Richard Prince is a master of appropriation, best known for his ‘re-photography’ technique. Taking pictures of found photographs and subsequently recontextualising them, he asks what it means to author a work. As he repurposes these societal artefacts, he inscribes them with renewed meaning, rejoicing in the surface qualities of the contemporary image from adverts to amateur photographs.
This practice traces back to the late 1970s and to the artist’s arrival in New York City. Untitled (Three Men’s Hands with Watches) dates from this early period, and finds the artist in confident form. The images themselves are likely lifted from advertisements, but Prince attends to them as aesthetic concerns, somehow divorced from their ostensibly commercial purpose. Testifying to the primacy of image in and of itself, Prince relates that ‘in the first photographs, there were certain accessories that were re-photographed. Whether they were pens, watches, jewellery, I remember not having anything to do with the objects themselves other than having a relationship with the pictures of those objects.’ (Richard Prince in conversation with Marvin Heiferman, Bomb Magazine, Issue 24, Summer 1988).

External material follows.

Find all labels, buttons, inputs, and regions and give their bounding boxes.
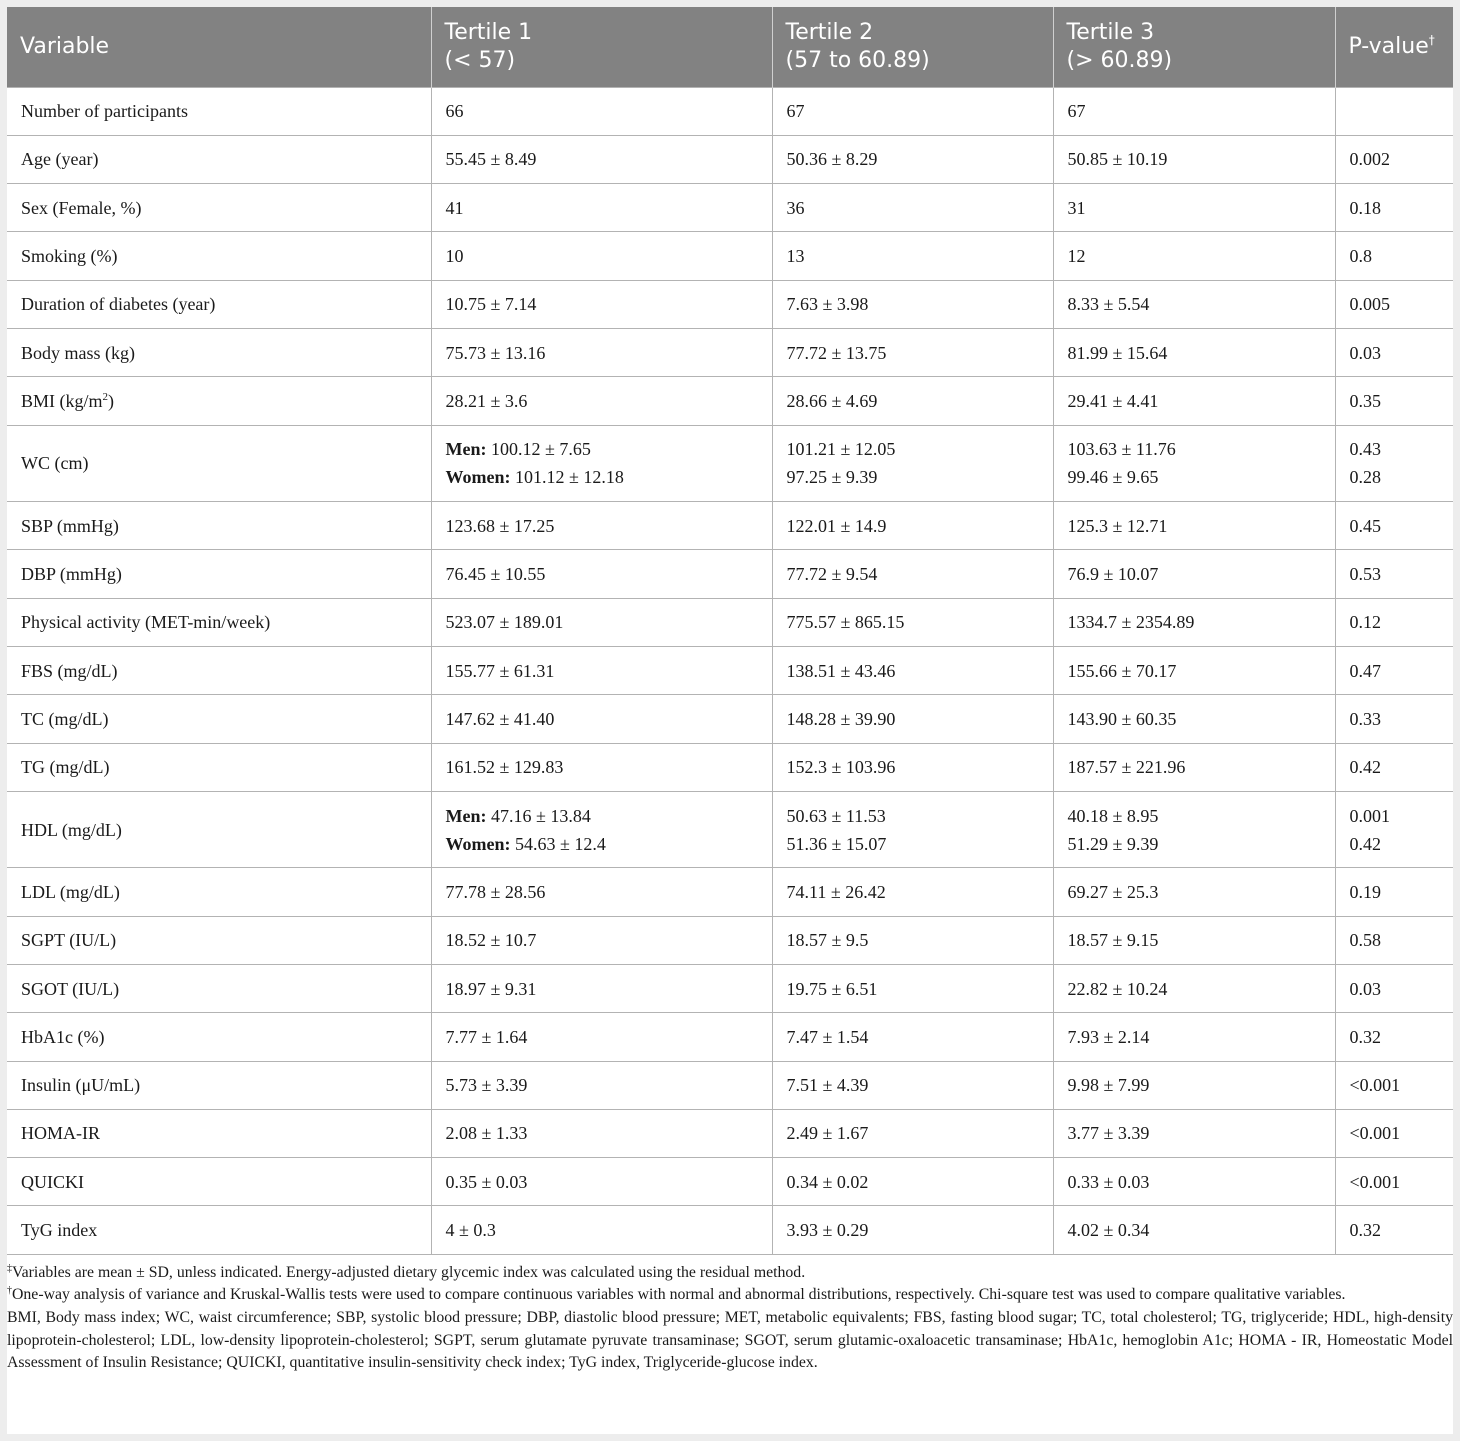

Like many of the artist’s pieces from the period, the present lot comprises three photographs in series. As in Untitled (three women looking in the same direction) from the same year, it draws together a succession of compositional likenesses. Yet Prince finds variation amidst comparability, attuning the viewer to the peculiarities of each image. Grouped in this way, one notices distinguishing details: the tilt of the hand, the dilation of the veins, or the position of the watch-face. There is a trace, too, of the triptych – a compositional form prevalent in Christian art and iconography. In the piece’s valorisation of luxury goods, we witness the sanctification of the consumer image.
Discussing the appeal of the watch, Prince recalls ‘the way they were presented in say, the magazines, looking like living things. That’s what I liked. They look like they had egos.’ (Richard Prince in conversation with Marvin Heiferman, Bomb Magazine, Issue 24, Summer 1988). This notion of character pervades Untitled (Three Men’s Hands with Watches); latent not only in the watch, but in the images as wholes. Whilst it never crystallizes into narrative, the work has an undoubted sense of scene. These furled hands grip forms that extend beyond the frames. The ticking clock meanwhile presides over three discrete moments. It is in these fragments, these traces and suggestions of meaning, that the work finds its particular voice: a voice that emerges from a chorus of others through Prince’s distinctive visual alchemy.